But even by the standards of super high-growth startups, the working culture was a shock. “For (CEO and founder Kağan Sümer), it was make or break. If we had five delayed orders, he’d send videos of himself swearing and screaming to a WhatsApp group we had back in the day. It was very intense,” says Laura, who left the company this year.
Things haven’t changed much since, according to more than a dozen current and former employees at the company interviewed by Sifted. While Gorillas has grown to 10,000 employees, including riders, raised over €300m in VC funding from some of the world’s most notable investors, including Coatue, Tencent and DST Global, and hit a billion-dollar valuation in a record-breaking nine months from launch, the fierce culture remains the same.
The problems don’t stop at screaming and shouting either. Sifted has spoken to nine people who have accused the company of arbitrary firings, exploitation of riders and warehouse workers, as well as a hostile environment at the HQ. Others have raised questions about the cash-burning business model.

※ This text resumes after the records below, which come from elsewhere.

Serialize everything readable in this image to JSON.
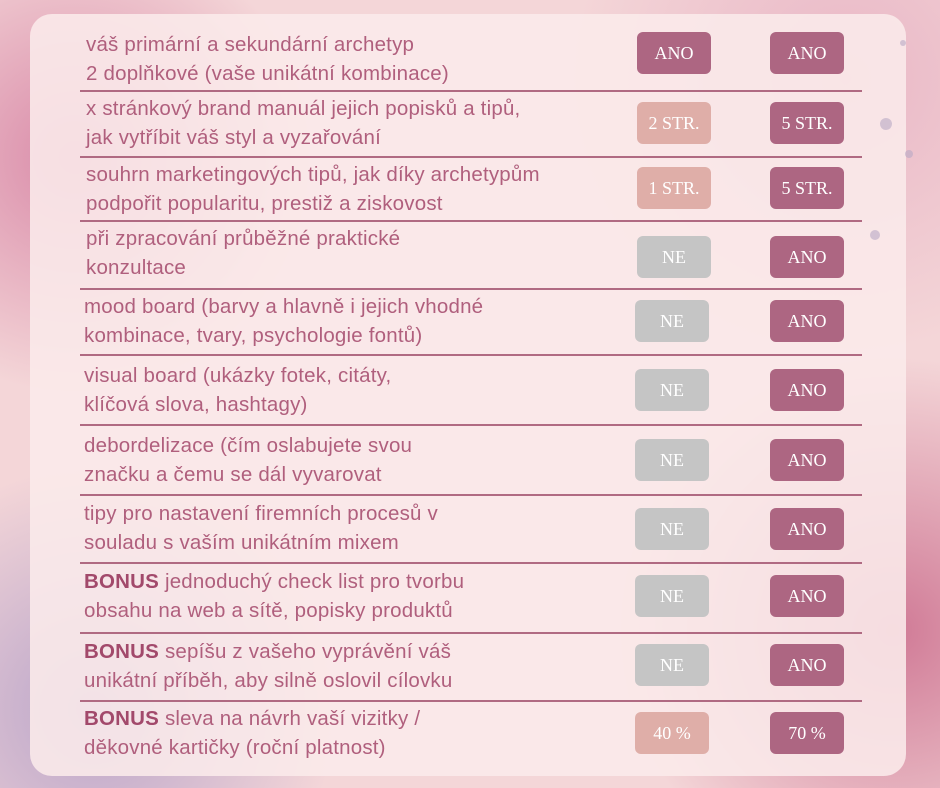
{
  "rows": [
    {
      "line1": "váš primární a sekundární archetyp",
      "line2": "2 doplňkové (vaše unikátní kombinace)",
      "bonus": "",
      "col1": "ANO",
      "col2": "ANO",
      "col1_style": "dark",
      "col2_style": "dark"
    },
    {
      "line1": "x stránkový brand manuál jejich popisků a tipů,",
      "line2": "jak vytříbit váš styl a vyzařování",
      "bonus": "",
      "col1": "2 STR.",
      "col2": "5 STR.",
      "col1_style": "peach",
      "col2_style": "dark"
    },
    {
      "line1": "souhrn marketingových tipů, jak díky archetypům",
      "line2": "podpořit popularitu, prestiž a ziskovost",
      "bonus": "",
      "col1": "1 STR.",
      "col2": "5 STR.",
      "col1_style": "peach",
      "col2_style": "dark"
    },
    {
      "line1": "při zpracování průběžné praktické",
      "line2": "konzultace",
      "bonus": "",
      "col1": "NE",
      "col2": "ANO",
      "col1_style": "gray",
      "col2_style": "dark"
    },
    {
      "line1": "mood board (barvy a hlavně i jejich vhodné",
      "line2": "kombinace, tvary, psychologie fontů)",
      "bonus": "",
      "col1": "NE",
      "col2": "ANO",
      "col1_style": "gray",
      "col2_style": "dark"
    },
    {
      "line1": "visual board (ukázky fotek, citáty,",
      "line2": "klíčová slova, hashtagy)",
      "bonus": "",
      "col1": "NE",
      "col2": "ANO",
      "col1_style": "gray",
      "col2_style": "dark"
    },
    {
      "line1": "debordelizace (čím oslabujete svou",
      "line2": "značku a čemu se dál vyvarovat",
      "bonus": "",
      "col1": "NE",
      "col2": "ANO",
      "col1_style": "gray",
      "col2_style": "dark"
    },
    {
      "line1": "tipy pro nastavení firemních procesů v",
      "line2": "souladu s vaším unikátním mixem",
      "bonus": "",
      "col1": "NE",
      "col2": "ANO",
      "col1_style": "gray",
      "col2_style": "dark"
    },
    {
      "line1": " jednoduchý check list pro tvorbu",
      "line2": "obsahu na web a sítě, popisky produktů",
      "bonus": "BONUS",
      "col1": "NE",
      "col2": "ANO",
      "col1_style": "gray",
      "col2_style": "dark"
    },
    {
      "line1": " sepíšu z vašeho vyprávění váš",
      "line2": "unikátní příběh, aby silně oslovil cílovku",
      "bonus": "BONUS",
      "col1": "NE",
      "col2": "ANO",
      "col1_style": "gray",
      "col2_style": "dark"
    },
    {
      "line1": " sleva na návrh vaší vizitky /",
      "line2": "děkovné kartičky (roční platnost)",
      "bonus": "BONUS",
      "col1": "40 %",
      "col2": "70 %",
      "col1_style": "peach",
      "col2_style": "dark"
    }
  ]
}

Some of these HR issues have led to sustained protests from riders in Berlin and a string of negative headlines in Germany and across Europe. On top of that, Gorillas is now facing an uphill battle to raise more capital. Its biggest competitors, Getir and Flink, raised a combined $800m in June; Gorillas will need more ammunition soon too if is to meet its lofty target of growing from $34m in projected annual revenue in January to $2.6bn by the end of the year.

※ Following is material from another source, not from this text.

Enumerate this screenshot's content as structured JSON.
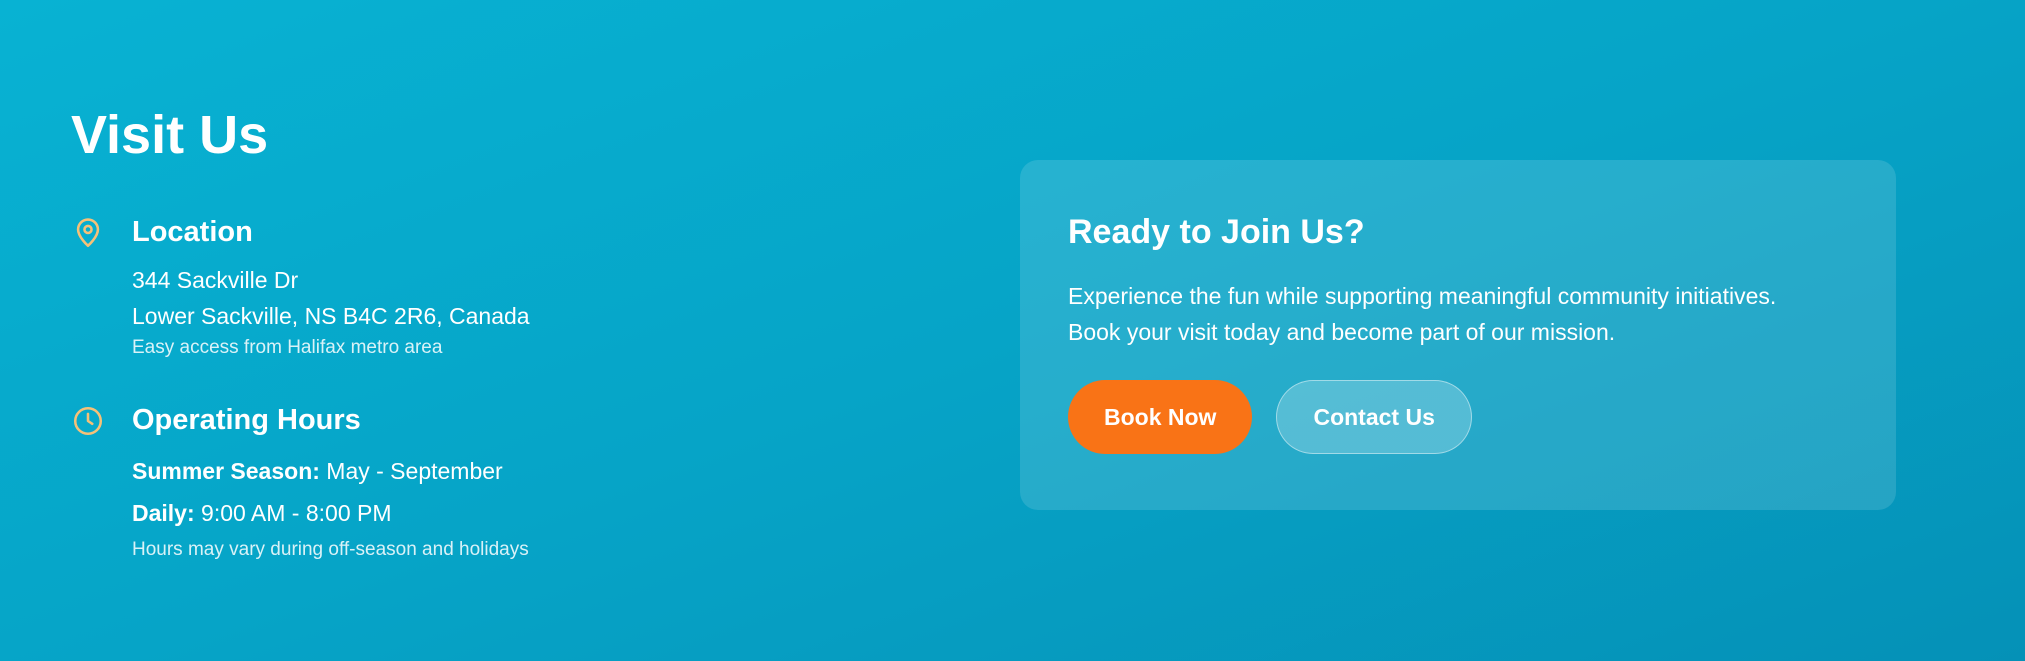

Back in June, three people with knowledge of Gorillas’ plans told Sifted that the company was looking to raise $1bn in fresh investment and aiming for a $6bn valuation. Sources have since indicated that Gorillas struggled to find investors to lead the round. One said the company is now seeking a $600m raise instead, at a reduced valuation of significantly less than $6bn.
Gorillas says it does not comment on fundraising rumours. The company also declined to comment on the allegation of Sümer screaming in a Whatsapp group.
But it did respond promptly to many of the detailed questions sent by Sifted about the culture, business and HR practices at Gorillas detailed in this piece, broadly saying that the company has a culture of inclusion, employee care and dialogue.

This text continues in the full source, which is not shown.